Glick became one of the most consistent bats in a Laker lineup that included names like Kevin Zak and Jamie Potts, both players enshrined in the GVSU record books. Zak mashed 18 doubles that season while Potts accumulated 82 hits the prior season.

“I had a lot of older guys to look up to and to learn from,” Glick said. “I just wanted to be on their level.”

Glick may not have gotten exactly on the level of Potts or Zak, but he came close. As a freshman, Glick finished the season with a .368 average and a .429 on-base percentage to go along with three home runs.

This season, Glick is slotted in the middle of the GVSU lineup and is expected to produce for the Lakers (4-3 thus far in 2016).

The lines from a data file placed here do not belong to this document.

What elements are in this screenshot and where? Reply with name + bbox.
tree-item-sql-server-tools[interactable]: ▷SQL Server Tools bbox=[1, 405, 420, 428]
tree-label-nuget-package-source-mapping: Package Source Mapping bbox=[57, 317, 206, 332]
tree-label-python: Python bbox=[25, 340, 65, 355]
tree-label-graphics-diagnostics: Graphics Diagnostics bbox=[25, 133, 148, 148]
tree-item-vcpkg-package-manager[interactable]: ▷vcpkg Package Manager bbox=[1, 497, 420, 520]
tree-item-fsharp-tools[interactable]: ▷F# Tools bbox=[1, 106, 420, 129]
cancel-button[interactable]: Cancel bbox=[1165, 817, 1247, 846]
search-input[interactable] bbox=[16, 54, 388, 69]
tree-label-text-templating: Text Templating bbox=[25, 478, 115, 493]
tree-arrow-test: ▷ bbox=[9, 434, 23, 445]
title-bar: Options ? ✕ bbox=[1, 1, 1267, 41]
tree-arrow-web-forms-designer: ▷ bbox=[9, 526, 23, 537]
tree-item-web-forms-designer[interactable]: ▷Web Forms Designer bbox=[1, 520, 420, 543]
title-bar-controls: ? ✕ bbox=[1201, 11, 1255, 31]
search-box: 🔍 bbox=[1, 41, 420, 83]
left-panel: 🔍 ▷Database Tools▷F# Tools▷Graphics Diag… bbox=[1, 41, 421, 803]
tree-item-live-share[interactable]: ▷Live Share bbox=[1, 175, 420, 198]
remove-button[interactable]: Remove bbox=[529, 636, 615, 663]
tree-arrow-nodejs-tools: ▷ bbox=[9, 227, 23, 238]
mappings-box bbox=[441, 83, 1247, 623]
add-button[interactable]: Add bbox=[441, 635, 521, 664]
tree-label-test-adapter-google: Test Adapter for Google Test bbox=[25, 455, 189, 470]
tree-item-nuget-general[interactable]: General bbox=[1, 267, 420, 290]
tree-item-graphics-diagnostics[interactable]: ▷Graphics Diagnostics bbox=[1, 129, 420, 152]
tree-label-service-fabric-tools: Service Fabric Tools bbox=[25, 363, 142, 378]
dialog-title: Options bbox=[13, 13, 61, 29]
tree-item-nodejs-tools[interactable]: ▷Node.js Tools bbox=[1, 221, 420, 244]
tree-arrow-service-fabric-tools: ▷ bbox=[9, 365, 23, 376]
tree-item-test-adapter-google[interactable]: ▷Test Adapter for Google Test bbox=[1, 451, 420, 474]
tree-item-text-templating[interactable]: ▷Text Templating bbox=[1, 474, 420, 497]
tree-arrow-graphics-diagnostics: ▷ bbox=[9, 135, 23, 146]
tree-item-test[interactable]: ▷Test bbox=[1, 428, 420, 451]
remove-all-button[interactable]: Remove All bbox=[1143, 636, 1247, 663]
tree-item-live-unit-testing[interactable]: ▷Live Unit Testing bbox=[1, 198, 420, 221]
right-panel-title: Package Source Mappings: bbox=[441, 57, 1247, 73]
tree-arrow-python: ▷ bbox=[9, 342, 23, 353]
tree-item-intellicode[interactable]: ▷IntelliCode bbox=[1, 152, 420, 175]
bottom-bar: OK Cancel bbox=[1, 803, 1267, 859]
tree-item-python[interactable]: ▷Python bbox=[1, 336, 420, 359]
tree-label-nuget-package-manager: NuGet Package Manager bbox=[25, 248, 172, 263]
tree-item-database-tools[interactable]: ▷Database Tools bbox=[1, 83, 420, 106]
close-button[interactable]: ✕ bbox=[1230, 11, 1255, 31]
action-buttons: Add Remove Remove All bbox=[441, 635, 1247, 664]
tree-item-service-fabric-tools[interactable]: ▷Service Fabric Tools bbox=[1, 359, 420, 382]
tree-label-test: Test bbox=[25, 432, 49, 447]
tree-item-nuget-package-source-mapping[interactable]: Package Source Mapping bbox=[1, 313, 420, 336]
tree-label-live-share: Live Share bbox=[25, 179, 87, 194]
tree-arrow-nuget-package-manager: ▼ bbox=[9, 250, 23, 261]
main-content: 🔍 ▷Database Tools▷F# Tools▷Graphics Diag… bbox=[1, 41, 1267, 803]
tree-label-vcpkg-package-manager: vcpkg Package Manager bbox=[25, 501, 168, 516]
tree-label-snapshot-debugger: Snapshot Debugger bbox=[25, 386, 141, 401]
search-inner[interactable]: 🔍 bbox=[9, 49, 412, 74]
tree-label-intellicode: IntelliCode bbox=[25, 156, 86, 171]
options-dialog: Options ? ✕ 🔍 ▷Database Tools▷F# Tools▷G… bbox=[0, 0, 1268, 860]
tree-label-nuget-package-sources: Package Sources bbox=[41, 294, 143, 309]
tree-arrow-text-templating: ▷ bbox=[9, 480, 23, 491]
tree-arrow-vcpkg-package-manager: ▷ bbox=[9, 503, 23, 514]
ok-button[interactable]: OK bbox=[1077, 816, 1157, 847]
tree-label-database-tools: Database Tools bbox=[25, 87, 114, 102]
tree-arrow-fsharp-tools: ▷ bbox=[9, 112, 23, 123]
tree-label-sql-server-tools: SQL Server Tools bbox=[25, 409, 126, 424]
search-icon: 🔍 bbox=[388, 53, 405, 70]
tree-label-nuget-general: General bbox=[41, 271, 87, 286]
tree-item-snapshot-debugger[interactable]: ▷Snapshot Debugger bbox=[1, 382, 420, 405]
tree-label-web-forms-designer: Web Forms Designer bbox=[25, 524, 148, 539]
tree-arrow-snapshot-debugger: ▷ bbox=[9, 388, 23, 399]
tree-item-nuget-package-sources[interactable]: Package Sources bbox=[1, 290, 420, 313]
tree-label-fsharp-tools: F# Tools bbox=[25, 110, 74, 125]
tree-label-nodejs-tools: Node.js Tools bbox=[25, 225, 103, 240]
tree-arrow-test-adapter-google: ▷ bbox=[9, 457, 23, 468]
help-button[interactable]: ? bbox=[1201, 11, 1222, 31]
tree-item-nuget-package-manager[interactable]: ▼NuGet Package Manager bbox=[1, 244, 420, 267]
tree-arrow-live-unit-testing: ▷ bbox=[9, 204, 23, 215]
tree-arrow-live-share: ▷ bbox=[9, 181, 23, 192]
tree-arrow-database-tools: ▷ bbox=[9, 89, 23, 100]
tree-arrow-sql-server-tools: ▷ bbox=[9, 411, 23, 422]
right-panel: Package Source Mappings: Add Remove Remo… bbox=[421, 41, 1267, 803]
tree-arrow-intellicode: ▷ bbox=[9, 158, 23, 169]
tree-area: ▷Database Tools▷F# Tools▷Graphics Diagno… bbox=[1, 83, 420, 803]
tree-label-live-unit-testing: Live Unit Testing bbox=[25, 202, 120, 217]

Often, teams are forced to sacrifice offensive production in order to have a solid defensive catcher, but Glick gives the Lakers the luxury of having both.

“The only expectation I have for (Glick) is to be a good leader and a solid contributor as a catcher and a solid contributor in our lineup,” Detillion said.

Sophomores are not often perceived as leaders on a team, but Glick’s freshman campaign built confidence for himself and from his teammates to be a leader on this Laker team.

“As a freshman, you come in and all you want to do is play. You realize it’s not about you playing, it’s about the team winning and he developed confidence through his freshman year of playing well and that has carried over into this year,” said GVSU second baseman Josh Smith.

Glick will look to build off of his freshman season, and, if he continues to progress at a fast rate, the name ‘Glick’ might show up next to ‘Potts’ and ‘Zak’ in the near future.